Em terceiro lugar porque esse tipo de solicitação representa uma intromissão inaceitável em assuntos acadêmicos internos das Universidades, atentando contra a autonomia universitária num aspecto dos mais importantes: sua independência funcional para definir os critérios de mérito válidos para a seleção de quadros docentes. Se o esdrúxulo critério defendido pela Federação Nacional dos Sociólogos fosse adotado nas instituições de ensino superior brasileiras, não teriam podido atuar como professores de ciências sociais intelectuais notáveis como os que listo a seguir, apenas a título de exemplo:
• Emir Sader – ex-presidente da Associação Latino-Americana de Sociologia (ALAS), atual Secretário do Conselho Latino-Americano de Ciências Sociais (CLACSO), graduado em filosofia.

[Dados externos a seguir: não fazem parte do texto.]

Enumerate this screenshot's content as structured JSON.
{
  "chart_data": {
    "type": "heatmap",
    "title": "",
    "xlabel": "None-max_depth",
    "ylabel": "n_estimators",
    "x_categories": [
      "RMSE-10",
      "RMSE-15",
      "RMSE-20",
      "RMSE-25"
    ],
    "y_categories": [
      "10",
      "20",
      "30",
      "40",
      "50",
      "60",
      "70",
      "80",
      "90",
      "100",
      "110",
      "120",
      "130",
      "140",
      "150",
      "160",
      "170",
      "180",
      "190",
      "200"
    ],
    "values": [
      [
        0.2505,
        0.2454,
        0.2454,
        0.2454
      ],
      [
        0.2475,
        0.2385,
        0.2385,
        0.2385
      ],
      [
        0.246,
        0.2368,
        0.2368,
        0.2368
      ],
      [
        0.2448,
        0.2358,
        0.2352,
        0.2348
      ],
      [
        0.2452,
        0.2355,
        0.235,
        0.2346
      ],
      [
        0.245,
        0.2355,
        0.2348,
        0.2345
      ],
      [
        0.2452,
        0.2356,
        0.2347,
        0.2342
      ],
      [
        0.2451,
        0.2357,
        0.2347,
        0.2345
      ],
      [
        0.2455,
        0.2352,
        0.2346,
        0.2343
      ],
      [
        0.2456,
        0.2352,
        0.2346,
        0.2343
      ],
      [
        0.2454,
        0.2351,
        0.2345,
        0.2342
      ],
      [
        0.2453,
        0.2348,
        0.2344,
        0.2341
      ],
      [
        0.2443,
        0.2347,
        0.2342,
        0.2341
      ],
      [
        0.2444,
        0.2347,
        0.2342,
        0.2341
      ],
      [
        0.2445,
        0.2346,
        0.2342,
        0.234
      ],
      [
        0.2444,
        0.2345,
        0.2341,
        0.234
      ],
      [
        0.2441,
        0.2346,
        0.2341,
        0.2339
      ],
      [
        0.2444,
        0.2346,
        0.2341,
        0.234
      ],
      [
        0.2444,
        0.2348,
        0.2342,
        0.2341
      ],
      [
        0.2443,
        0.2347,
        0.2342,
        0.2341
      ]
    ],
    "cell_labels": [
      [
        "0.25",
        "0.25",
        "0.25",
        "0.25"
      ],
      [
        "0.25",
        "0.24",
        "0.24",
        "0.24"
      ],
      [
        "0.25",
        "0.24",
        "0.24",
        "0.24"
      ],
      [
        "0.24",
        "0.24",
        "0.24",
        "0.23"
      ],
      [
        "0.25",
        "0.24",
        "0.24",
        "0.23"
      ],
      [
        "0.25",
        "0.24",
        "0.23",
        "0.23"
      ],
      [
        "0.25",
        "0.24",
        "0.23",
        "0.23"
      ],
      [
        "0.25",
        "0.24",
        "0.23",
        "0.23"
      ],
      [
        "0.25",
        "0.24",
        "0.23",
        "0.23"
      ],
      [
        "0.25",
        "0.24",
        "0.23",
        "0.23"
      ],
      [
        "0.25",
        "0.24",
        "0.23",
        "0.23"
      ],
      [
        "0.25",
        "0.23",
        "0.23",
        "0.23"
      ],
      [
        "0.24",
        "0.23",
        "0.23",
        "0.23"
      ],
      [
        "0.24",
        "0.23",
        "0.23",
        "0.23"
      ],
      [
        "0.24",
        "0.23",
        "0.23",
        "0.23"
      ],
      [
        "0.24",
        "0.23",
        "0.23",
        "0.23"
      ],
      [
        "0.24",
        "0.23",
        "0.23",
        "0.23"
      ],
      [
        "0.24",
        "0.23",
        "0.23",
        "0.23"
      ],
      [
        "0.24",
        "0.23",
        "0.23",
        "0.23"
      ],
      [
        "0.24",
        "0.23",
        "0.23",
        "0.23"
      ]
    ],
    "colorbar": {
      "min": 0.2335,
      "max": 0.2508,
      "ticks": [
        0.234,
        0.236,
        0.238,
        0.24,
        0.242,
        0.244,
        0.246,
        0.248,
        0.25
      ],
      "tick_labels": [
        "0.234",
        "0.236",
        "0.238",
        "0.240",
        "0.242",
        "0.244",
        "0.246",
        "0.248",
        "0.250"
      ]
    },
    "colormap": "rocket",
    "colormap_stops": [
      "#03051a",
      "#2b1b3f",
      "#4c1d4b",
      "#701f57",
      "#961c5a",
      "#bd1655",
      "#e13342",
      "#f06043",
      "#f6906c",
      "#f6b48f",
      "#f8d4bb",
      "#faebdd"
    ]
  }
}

• Maria Manuela Carneiro da Cunha – ex-presidente da Associação Brasileira de Antropologia (ABA), membro da Academia Brasileira de Ciências, professora titular do Departamento de Antropologia da Universidade de Chicago, graduada em Matemática Pura.
• Wanderley Guilherme dos Santos – ex-presidente da Associação Nacional de Pós-Graduação em Ciências Sociais (ANPOCS), membro da Academia Brasileira de Ciências, premiado com a Grã-Cruz da Ordem Nacional do Mérito Científico na área de Ciências Sociais e Humanas, ganhador do Prêmio Vitor Nunes Leal para melhor livro no ano 2006 em Ciência Política, por anos principal liderança intelectual do IUPERJ (instituição de ponta na pesquisa e pós-graduação em Ciência Política e Sociologia), graduado em Filosofia.
Tendo isto tudo em vista, creio que devamos simplesmente desconsiderar por completo a carta
enviada a nossa Universidade por essa entidade, que nenhuma relevância tem nos debates travados pela comunidade de ciências sociais em suas principais associações: ANPOCS, ABA, SBS (Sociedade Brasileira de Sociologia) e ABCP (Associação Brasileira de Ciência Política).
Atenciosamente,
Cláudio Gonçalves Couto
Chefe do Departamento de Política - PUC/SP”
Um comentário:
Jessé Souza, Marcelo Neves, Pierre Bourdieu e e Niklas Luhmann também nao poderiam dar aula nas graduacoes de acordo com os critérios do FNS. Este corporativismo dos sociólogos da FNS é uma reacao contra a competicao academica, na qual o mérito individual é o critério indiscutivelmente justo. A virada para a ciencias sociais de gente de outras áreas costuma, as vezes, ser marcada por um envolvimento e um desepenho vocaional muito satisfatório. Dos autores brasileiros, lembro sempre que Jessé Souza e Marcelo Neves, dois dos mais proeminentes sociólogos brasileiros de hoje, fizeram graducao em direito. A tal da "necessidade social" existe mesmo: é a necessidade social de reservar o mercado para os graduandos que nao podem apostar no próprio desemepenho.